PS. a piè di pagina, ci sono le note.



[1] i titoli rimandano spesso a qualche pratica erotica sadomaso o comunque a qualcosa si torbido e proibito

[2] ma un taxi no?

[3] il fatto che gran parte degli approcci si verifichino in posti assolutamente impraticabili, come un autobus affollato, la dice lunga sulla natura delle esperienze dell’autore. D’altro canto, nell’uso ricorrente dei mezzi pubblici  come scenario erotico va forse identificata la spiegazione principale del loro sovraffollamento.

[4] arrapamento forse?

[5] e del fatto che gli stiano sfilando il portafogli dalla tasca posteriore dei pantaloni.

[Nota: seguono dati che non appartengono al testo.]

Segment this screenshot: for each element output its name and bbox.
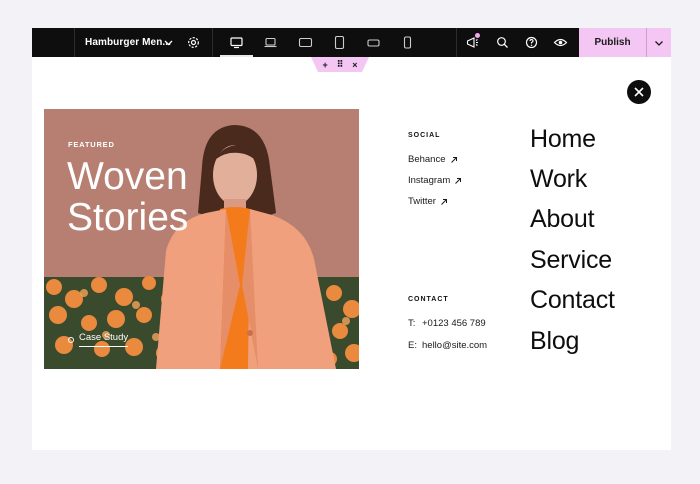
nav-item-blog[interactable]: Blog — [530, 326, 579, 356]
preview-icon[interactable] — [553, 35, 568, 50]
case-study-link[interactable]: Case Study — [68, 332, 129, 347]
featured-title: Woven Stories — [67, 156, 227, 238]
publish-button[interactable]: Publish — [579, 28, 646, 57]
featured-title-line: Stories — [67, 196, 189, 239]
mobile-portrait-icon[interactable] — [400, 35, 415, 50]
editor-toolbar: Hamburger Men... Publish — [32, 28, 671, 57]
search-icon[interactable] — [495, 35, 510, 50]
nav-item-service[interactable]: Service — [530, 245, 612, 275]
settings-icon[interactable] — [186, 35, 201, 50]
add-section-icon[interactable]: + — [322, 60, 327, 70]
nav-item-home[interactable]: Home — [530, 124, 596, 154]
nav-item-contact[interactable]: Contact — [530, 285, 615, 315]
chevron-down-icon — [655, 40, 663, 46]
notification-dot — [475, 33, 480, 38]
close-icon — [634, 87, 644, 97]
circle-icon — [68, 336, 74, 343]
contact-email[interactable]: E: hello@site.com — [408, 340, 487, 351]
social-link-behance[interactable]: Behance — [408, 154, 458, 165]
featured-title-line: Woven — [67, 155, 188, 198]
device-segment — [212, 28, 432, 57]
social-link-label: Twitter — [408, 196, 436, 207]
contact-heading: CONTACT — [408, 296, 449, 303]
phone-number: +0123 456 789 — [422, 318, 486, 329]
close-menu-button[interactable] — [627, 80, 651, 104]
featured-card[interactable]: FEATURED Woven Stories Case Study — [44, 109, 359, 369]
drag-handle-icon[interactable]: ⠿ — [337, 59, 344, 70]
arrow-up-right-icon — [441, 198, 447, 205]
featured-label: FEATURED — [68, 140, 115, 149]
section-handle[interactable]: + ⠿ × — [311, 57, 369, 72]
social-heading: SOCIAL — [408, 132, 441, 139]
remove-section-icon[interactable]: × — [352, 60, 357, 70]
desktop-icon[interactable] — [229, 35, 244, 50]
active-device-indicator — [220, 55, 253, 57]
chevron-down-icon[interactable] — [161, 35, 176, 50]
nav-item-about[interactable]: About — [530, 204, 595, 234]
tablet-landscape-icon[interactable] — [298, 35, 313, 50]
editor-canvas: Hamburger Men... Publish + ⠿ × FEATURED … — [32, 28, 671, 450]
contact-phone[interactable]: T: +0123 456 789 — [408, 318, 486, 329]
tablet-portrait-icon[interactable] — [332, 35, 347, 50]
social-link-label: Behance — [408, 154, 446, 165]
mobile-landscape-icon[interactable] — [366, 35, 381, 50]
nav-item-work[interactable]: Work — [530, 164, 587, 194]
arrow-up-right-icon — [455, 177, 462, 184]
arrow-up-right-icon — [450, 156, 457, 163]
social-link-instagram[interactable]: Instagram — [408, 175, 462, 186]
social-link-label: Instagram — [408, 175, 451, 186]
case-study-label: Case Study — [79, 332, 129, 347]
email-address: hello@site.com — [422, 340, 488, 351]
publish-options-button[interactable] — [646, 28, 671, 57]
social-link-twitter[interactable]: Twitter — [408, 196, 448, 207]
email-prefix: E: — [408, 340, 417, 351]
help-icon[interactable] — [524, 35, 539, 50]
document-title[interactable]: Hamburger Men... — [85, 37, 171, 48]
phone-prefix: T: — [408, 318, 416, 329]
laptop-icon[interactable] — [263, 35, 278, 50]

[6] ho scritto proprio così? Non ci posso credere!

[7] soprattutto quando è sottoforma di un tronchetto della felicità di dimensioni considerevoli.

[8] qualcuno mi fermi perché potrei andare avanti così per delle ore…

[9] l’unica volta che ho provato a chiedere una cosa del genere mi sono preso una bottigliata in fronte

[10] lo squallore contrapposto all’estasi.

[11] non ci è dato di sapere da dove. Probabilmente si porta l’attrezzatura sempre appresso, casomai servisse… meglio essere previdenti, no?

[12] sembra il titolo di una canzone di Sanremo.